Lennar, the second-largest U.S. homebuilder, reported quarterly profit that topped analysts’ estimates as it sold more homes at higher prices.
An improving job market and attractive mortgage rates continue to fuel demand for housing in the United States, helping homebuilders such as Lennar and PulteGroup.
Orders, a key indicator of future revenue for homebuilders, rose 9 percent in the fourth quarter ended Nov. 30, Lennar said.
The Florida-based builder said it sold 8,228 homes during the quarter, compared with 7,657 homes last year. The average sales price increased 2.6 percent to $358,000.
Lennar’s strong balance sheet will hold the company in good stead, despite a potential rise in interest rates over the next several years, Chief Executive Stuart Miller said on Monday.
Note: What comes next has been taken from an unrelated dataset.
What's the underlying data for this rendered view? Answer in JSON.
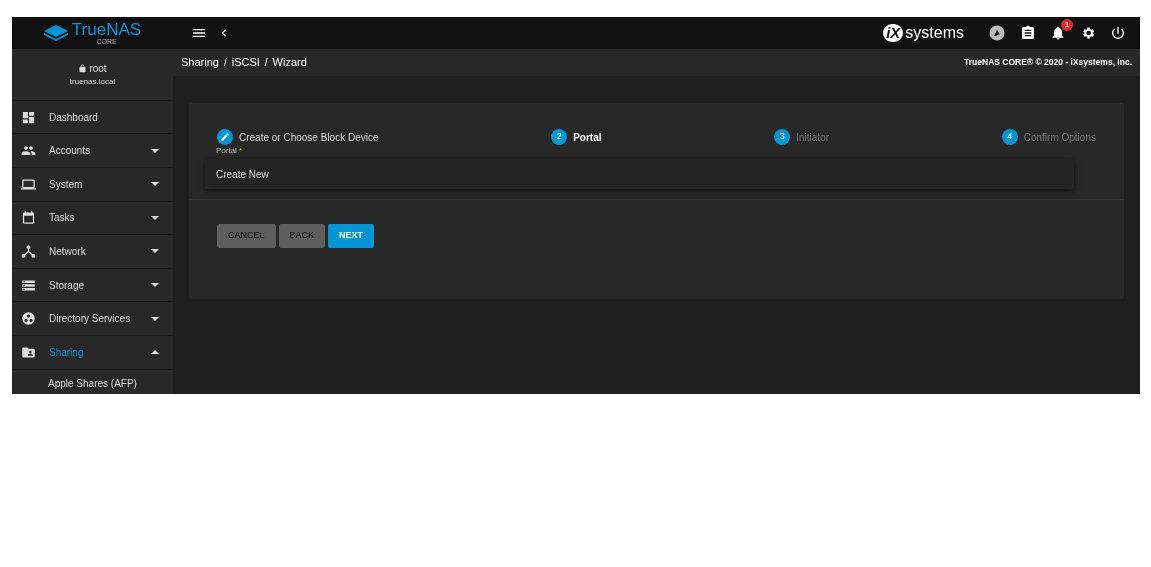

The U.S. Federal Reserve raised interest rates last week and signaled a faster pace of increases in 2017 as central bankers adapted to President-elect Donald Trump’s promises of tax cuts, spending and deregulation.
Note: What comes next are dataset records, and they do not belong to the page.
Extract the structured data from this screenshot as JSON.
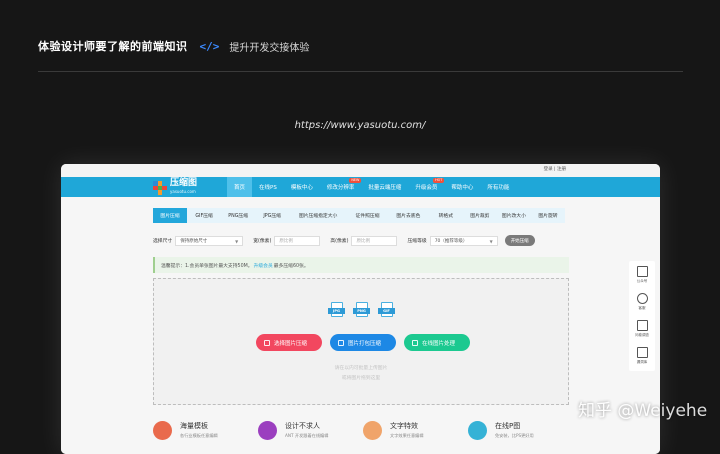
{
  "slide": {
    "title": "体验设计师要了解的前端知识",
    "code_icon": "</>",
    "subtitle": "提升开发交接体验",
    "url": "https://www.yasuotu.com/"
  },
  "site": {
    "topbar": {
      "login": "登录 | 注册"
    },
    "logo": {
      "name": "压缩图",
      "domain": "yasuotu.com"
    },
    "nav": [
      {
        "label": "首页",
        "active": true
      },
      {
        "label": "在线PS"
      },
      {
        "label": "模板中心"
      },
      {
        "label": "修改分辨率",
        "badge": "NEW"
      },
      {
        "label": "批量云端压缩"
      },
      {
        "label": "升级会员",
        "badge": "HOT"
      },
      {
        "label": "帮助中心"
      },
      {
        "label": "所有功能"
      }
    ],
    "tabs": [
      "图片压缩",
      "GIF压缩",
      "PNG压缩",
      "JPG压缩",
      "图片压缩指定大小",
      "证件照压缩",
      "图片去底色",
      "转格式",
      "图片裁剪",
      "图片改大小",
      "图片旋转"
    ],
    "options": {
      "size_label": "选择尺寸",
      "size_value": "保持原始尺寸",
      "width_label": "宽(像素)",
      "width_placeholder": "原比例",
      "height_label": "高(像素)",
      "height_placeholder": "原比例",
      "level_label": "压缩等级",
      "level_value": "70（推荐等级）",
      "start_button": "开始压缩"
    },
    "notice": {
      "prefix": "温馨提示：1.会员单张图片最大支持50M。",
      "link": "升级会员",
      "suffix": "最多压缩60张。"
    },
    "dropzone": {
      "file_types": [
        "JPG",
        "PNG",
        "GIF"
      ],
      "buttons": [
        "选择图片压缩",
        "图片打包压缩",
        "在线图片处理"
      ],
      "hint_line1": "请在以内可批量上传图片",
      "hint_line2": "或将图片拖到这里"
    },
    "features": [
      {
        "title": "海量模板",
        "desc": "各行业模板任意编辑",
        "color": "#e96a4c"
      },
      {
        "title": "设计不求人",
        "desc": "ANT 开发跟着在线编辑",
        "color": "#9b3fbf"
      },
      {
        "title": "文字特效",
        "desc": "文字效果任意编辑",
        "color": "#f0a46a"
      },
      {
        "title": "在线P图",
        "desc": "免安装，比PS更好用",
        "color": "#35b2d6"
      }
    ],
    "sidebar": [
      {
        "label": "公众号",
        "icon": "qrcode-icon"
      },
      {
        "label": "客服",
        "icon": "headset-icon"
      },
      {
        "label": "问卷调查",
        "icon": "clipboard-icon"
      },
      {
        "label": "漏洞库",
        "icon": "folder-icon"
      }
    ]
  },
  "watermark": "知乎 @Weiyehe"
}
The company’s net income attributable to shareholders rose to $313.5 million, or $1.34 per share, in the quarter from $281.6 million, or $1.21 per share, a year earlier.
Revenue rose to $3.38 billion from $2.95 billion.
Analysts on average had expected the company to earn $1.29 per share on revenue of $3.30 billion, according to Thomson Reuters I/B/E/S.
Up to Friday’s close, shares of the company had fallen 11.2 percent this year.